Gaskins Jeremy T, Fuentes Claudio, De La Cruz Rolando
Department of Bioinformatics and Biostatistics, University of Louisville, Louisville, KY 40202, USA
Department of Statistics, Oregon State University, Corvallis, OR 97331, USA.
Biostatistics. 2022 Dec 12;24(1):209-225. doi: 10.1093/biostatistics/kxab026.

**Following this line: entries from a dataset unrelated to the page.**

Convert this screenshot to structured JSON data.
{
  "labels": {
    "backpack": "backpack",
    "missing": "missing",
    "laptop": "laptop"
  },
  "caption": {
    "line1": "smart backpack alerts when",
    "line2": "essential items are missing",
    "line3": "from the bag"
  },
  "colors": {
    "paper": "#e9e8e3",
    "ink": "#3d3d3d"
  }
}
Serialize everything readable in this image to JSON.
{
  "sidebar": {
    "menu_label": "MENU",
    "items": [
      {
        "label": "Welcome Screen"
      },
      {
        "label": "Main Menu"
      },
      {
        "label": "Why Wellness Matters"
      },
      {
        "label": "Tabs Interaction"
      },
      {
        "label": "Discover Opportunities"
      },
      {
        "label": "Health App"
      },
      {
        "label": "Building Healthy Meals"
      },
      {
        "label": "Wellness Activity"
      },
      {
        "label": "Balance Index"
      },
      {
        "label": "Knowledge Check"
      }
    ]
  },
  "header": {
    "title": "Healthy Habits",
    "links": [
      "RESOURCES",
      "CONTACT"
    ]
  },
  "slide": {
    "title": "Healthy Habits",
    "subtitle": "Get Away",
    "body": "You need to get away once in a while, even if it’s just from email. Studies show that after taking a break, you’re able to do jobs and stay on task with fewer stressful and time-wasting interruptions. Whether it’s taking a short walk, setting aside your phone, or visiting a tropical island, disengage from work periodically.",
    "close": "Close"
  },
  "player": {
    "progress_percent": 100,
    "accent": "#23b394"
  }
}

Across several medical fields, developing an approach for disease classification is an important challenge. The usual procedure is to fit a model for the longitudinal response in the healthy population, a different model for the longitudinal response in the diseased population, and then apply Bayes' theorem to obtain disease probabilities given the responses. Unfortunately, when substantial heterogeneity exists within each population, this type of Bayes classification may perform poorly. In this article, we develop a new approach by fitting a Bayesian nonparametric model for the joint outcome of disease status and longitudinal response, and then we perform classification through the clustering induced by the Dirichlet process. This approach is highly flexible and allows for multiple subpopulations of healthy, diseased, and possibly mixed membership. In addition, we introduce an Markov chain Monte Carlo sampling scheme that facilitates the assessment of the inference and prediction capabilities of our model. Finally, we demonstrate the method by predicting pregnancy outcomes using longitudinal profiles on the human chorionic gonadotropin beta subunit hormone levels in a sample of Chilean women being treated with assisted reproductive therapy.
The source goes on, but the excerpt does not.